SBY cruising to victory in Indonesia's presidential elections | Asia Pacific

SBY cruising to victory in Indonesia's presidential elections

SBY cruising to victory in Indonesia's presidential elections

Updated 6 January 2012, 11:00 AEDT

In three weeks, Indonesians will vote for their president in an election that will determine the pace of reform in Southeast Asia's biggest and most influential country.

The incumbent president, Susilo Bambang Yudhoyono, has gone in for debates with his rivals - former president Megawati Sukurnoputri and vice president Jusuf Kalla - on issues ranging from the rule of law to human rights and good governance.

Presenter: Sen Lam, presenter of Radio Australia's Connect Asia programme

Speaker: Wimar Witoelar, former Indonesian presidential spokesman, Jakarta

WIToeLAR: Oh, I don't think it has to much baring on the way people will vote, but it is a very strong testimonial to the fact that our presidential elections are very open and the candidates are very accessible and public participation is very strong.

LAM: So give us an overview of the race so far. Would you say that SBY and his running mate, Boediono are doing well in the campaigning?

WIToeLAR: The credible polls, because we have all kinds of polls, but the five most credible polls are invariably have been showing Susilo Bambang Yudhyono leading with a majority of above 50 per cent. Typically the last poll by the Indonesian Survey Institute showed Yudhyono at 67 per cent and the Jusuf Kalla, 14 per cent and the Megawati Prabowo at 8 per cent, but that is just off the top of my head. You can find it on any web site.

LAM: Mmm, But it would seem that the gaps are quite big?

WIToeLAR: Yes, and it is quite significant in the system which we have is if nobody wins a clear majority of 50 per cent plus, you would have to go to a run off election between the two top candidates. So if somebody gets about 50 per cent, it means we will have result of the election by July 8 and that would save a lot of well not only time, but a lot of uncertainty.
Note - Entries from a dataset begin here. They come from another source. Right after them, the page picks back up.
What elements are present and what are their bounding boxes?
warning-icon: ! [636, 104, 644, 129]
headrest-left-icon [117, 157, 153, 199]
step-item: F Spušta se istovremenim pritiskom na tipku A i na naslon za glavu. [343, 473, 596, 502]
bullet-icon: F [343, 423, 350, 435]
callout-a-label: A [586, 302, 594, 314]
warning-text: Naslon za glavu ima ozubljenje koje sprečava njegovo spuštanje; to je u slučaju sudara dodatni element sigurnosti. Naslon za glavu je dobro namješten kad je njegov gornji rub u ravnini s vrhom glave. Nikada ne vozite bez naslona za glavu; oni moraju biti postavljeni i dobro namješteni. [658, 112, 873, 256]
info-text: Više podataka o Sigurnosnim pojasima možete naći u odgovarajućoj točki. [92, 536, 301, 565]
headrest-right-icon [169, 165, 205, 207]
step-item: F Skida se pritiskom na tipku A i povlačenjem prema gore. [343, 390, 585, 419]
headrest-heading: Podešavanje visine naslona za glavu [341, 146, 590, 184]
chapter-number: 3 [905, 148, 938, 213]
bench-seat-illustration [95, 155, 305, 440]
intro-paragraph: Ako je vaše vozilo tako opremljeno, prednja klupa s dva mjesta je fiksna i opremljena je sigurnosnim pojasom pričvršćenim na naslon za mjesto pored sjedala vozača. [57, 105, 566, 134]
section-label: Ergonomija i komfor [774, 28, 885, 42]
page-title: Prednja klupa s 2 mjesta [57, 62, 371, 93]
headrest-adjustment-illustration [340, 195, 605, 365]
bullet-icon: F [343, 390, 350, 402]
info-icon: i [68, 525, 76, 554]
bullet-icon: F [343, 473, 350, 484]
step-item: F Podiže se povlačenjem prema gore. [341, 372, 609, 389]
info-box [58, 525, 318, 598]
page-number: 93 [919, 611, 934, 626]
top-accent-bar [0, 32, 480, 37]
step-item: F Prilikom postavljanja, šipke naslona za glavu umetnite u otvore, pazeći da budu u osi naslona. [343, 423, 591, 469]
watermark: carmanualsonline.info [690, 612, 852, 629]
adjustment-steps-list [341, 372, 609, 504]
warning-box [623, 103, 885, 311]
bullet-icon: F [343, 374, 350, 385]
LAM: Do you think away from the centre, away from Jakarta that voters outside from the centre have tapped into what the key issues are or are people voting on personalities?

WITOLEAR: Outside of the centre, people are voting on emotional sound bites not even personality, because they have no clear idea of the personalities, but now the campaigns are quite slick in terms of television packaging, advertorials and radio, so you have quite modern presentation technique appearing in some cases to the emotions of the public and in another case, to rational explanations of policy and challenges.

LAM: So in terms of policy, Megawati and the former military man, Prabowo are campaigning for a pro-people economy. Do you think their message of poverty alleviation, do you think that's seeping through to the countryside?

WITOLEAR: Well, it's not only seeping through, but it's being hammered to the countryside by a very expensive campaign and even direct cash transfers and also appealing to the emotion of dissatisfaction towards the current condition. But of course anyone who knows Indonesia is that the countryside has been dissatisified for generations and they do not really respond to calls for change. They do respond to people who pay attention, who give them promises and maybe who give them handouts.

LAM: And Wimar, just as a matter of interest to certainly Western observers. Megawati Sukurnoputri, was notorious for not speaking to the media, for not just speaking off the cuff. How has she been performing in these debates?

WITOLEAR: She has been speaking a lot off the cuff by text, giving interviews and if I were her adviser I think her previous mode of silence is much better for her.

LAM: You don't think she has anything worthwhile to say?

WITOLEAR: Well, I'm just saying in silence, she is more appealing than when she speaks.